A senior lecturer at the University of NSW, Dr Morrison said the Sydney professorship had an “extraordinary history’’ and that the threat it faced “does feel symptomatic of an oversight or a lack of capacity to see the value (of Australian literary studies)’’.
She questioned whether “there is an imperialist problem, where we are reverting back to Europe and North America where quality is decided’’.
The move comes as academics have warned that the nation’s leading universities were “not interested in promoting the study of things Australian’’ and were “failing in their responsibilities as national institutions’’.
Greg Melleuish, a professor at the school of humanities at the University of Wollongong, has told a parliamentary inquiry that universities are “primarily international in their loyalties’’, a view backed by historian Stuart Macintyre.
Dr Morrison said the defunding of the Sydney chair reflected a broader “non-commitment to the field” of Australian literary studies, even though a lot of “vibrant’’ and important work was being achieved. Sydney, like other universities, had cut the number of lecturing jobs in this field, she said, and no longer allowed its undergraduates to study Australian literature as a major.
The threat to the Sydney chair follows the University of Queensland’s decision not to replace its professor of Australian literature and cultural history, David Carter, who retired last year.
“Queensland is not making that a priority. This is a dilemma for the whole of humanities, of course, it’s just hard times,’’ Professor Giles said.
Bronwyn Lea, the head of UQ’s school of communications and arts, confirmed that the “particular title’’ of Australian literature professor “disappeared with Professor Carter’’, when he retired, as this was not an endowed position. She said Anna Johnston, an associate professor, would soon be teaching Australian literature at UQ.
Professor Giles agreed the Sydney professorship was symbolically significant, as it was the country’s first permanent professorship dedicated to Australian literature.
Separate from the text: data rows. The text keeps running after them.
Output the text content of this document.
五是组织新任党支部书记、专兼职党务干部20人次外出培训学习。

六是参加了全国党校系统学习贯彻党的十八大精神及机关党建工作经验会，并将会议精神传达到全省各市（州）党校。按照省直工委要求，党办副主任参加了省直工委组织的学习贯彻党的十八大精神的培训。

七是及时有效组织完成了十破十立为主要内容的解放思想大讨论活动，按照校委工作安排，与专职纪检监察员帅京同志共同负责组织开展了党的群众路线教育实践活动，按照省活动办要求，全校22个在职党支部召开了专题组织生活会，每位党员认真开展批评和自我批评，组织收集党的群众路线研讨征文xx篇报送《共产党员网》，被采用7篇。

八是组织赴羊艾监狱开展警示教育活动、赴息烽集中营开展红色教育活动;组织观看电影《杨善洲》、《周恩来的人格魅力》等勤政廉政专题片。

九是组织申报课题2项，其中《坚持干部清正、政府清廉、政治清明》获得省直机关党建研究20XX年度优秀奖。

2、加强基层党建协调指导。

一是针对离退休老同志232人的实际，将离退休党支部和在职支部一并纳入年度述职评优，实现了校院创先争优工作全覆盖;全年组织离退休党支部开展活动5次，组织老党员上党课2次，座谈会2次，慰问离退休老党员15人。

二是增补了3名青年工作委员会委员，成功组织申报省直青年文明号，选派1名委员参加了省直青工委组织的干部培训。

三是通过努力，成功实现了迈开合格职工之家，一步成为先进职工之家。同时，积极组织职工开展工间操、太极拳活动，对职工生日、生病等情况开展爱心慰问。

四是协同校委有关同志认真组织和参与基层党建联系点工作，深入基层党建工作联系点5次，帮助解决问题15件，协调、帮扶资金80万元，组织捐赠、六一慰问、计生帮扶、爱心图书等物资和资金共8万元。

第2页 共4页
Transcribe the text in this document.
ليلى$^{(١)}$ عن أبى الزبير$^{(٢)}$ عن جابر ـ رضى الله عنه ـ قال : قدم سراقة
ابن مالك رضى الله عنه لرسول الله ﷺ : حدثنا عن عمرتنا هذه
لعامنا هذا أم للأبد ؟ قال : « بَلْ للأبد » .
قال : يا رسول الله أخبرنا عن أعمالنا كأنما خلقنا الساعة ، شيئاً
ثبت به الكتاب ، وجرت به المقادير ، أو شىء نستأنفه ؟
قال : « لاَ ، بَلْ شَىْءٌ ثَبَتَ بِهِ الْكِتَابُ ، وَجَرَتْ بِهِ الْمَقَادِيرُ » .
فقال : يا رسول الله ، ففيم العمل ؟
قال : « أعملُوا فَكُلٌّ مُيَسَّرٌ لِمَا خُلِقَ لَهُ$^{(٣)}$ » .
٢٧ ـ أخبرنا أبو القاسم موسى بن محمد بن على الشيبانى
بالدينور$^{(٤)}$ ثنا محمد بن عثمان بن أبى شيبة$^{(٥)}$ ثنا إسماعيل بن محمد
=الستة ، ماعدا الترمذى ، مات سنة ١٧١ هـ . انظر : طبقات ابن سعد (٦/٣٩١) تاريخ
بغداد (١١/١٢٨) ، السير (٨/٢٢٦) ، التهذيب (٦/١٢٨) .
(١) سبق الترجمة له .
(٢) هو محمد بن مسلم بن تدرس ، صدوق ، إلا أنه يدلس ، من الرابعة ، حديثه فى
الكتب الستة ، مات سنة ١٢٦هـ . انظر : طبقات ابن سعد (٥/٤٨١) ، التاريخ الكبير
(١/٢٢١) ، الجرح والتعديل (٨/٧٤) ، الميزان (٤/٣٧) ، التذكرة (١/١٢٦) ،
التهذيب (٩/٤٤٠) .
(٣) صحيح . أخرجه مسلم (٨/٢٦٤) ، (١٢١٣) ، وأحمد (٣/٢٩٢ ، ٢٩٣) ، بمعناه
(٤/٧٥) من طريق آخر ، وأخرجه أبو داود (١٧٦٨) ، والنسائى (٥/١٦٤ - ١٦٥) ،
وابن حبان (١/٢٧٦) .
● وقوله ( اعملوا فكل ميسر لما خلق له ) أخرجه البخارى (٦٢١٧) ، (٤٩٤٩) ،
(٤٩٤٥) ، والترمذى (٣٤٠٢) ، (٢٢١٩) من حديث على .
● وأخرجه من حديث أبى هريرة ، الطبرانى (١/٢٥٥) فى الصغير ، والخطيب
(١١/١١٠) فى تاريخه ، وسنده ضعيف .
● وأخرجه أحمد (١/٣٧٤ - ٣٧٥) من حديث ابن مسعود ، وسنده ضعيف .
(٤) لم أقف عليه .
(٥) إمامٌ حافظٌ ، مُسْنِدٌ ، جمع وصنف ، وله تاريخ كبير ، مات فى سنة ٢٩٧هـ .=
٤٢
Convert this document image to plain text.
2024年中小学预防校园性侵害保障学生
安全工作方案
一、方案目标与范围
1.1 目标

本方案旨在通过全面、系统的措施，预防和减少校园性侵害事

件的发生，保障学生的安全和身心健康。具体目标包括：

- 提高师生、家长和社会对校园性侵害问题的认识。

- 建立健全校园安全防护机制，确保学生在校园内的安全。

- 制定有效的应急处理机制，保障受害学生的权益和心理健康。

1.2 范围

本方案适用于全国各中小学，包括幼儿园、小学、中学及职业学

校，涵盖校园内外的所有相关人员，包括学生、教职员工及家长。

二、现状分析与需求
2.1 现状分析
The role was established in the 1960s after academics and champions of local literature campaigned for it, taking on an academic establishment that saw Australian writing as inferior. When Dame Leonie Kramer was appointed to the job in the late 1960s, she became the first female English professor in Australia and went on to become the ABC’s first chairwoman.
“Certainly I and colleagues in the English department (at Sydney) have been making that case that we want to see the chair (Professor Dixon) replaced,’’ said Professor Giles.
He conceded the university had not started its search for external funding. “We haven’t even tried yet,’’ he said. “I am hopeful we will be able to find it.’’
The withdrawal of internal funding, he said, was caused by the original funds for the role not being “ring-fenced’’, a resources shortage within the university’s English literature department, and a decline in research grants going to the humanities. He also said students were more interested in communications and media than literature courses. But Dr Morrison said 2018 data showed “Australian literary courses are about the fourth-most popular course in higher education’’.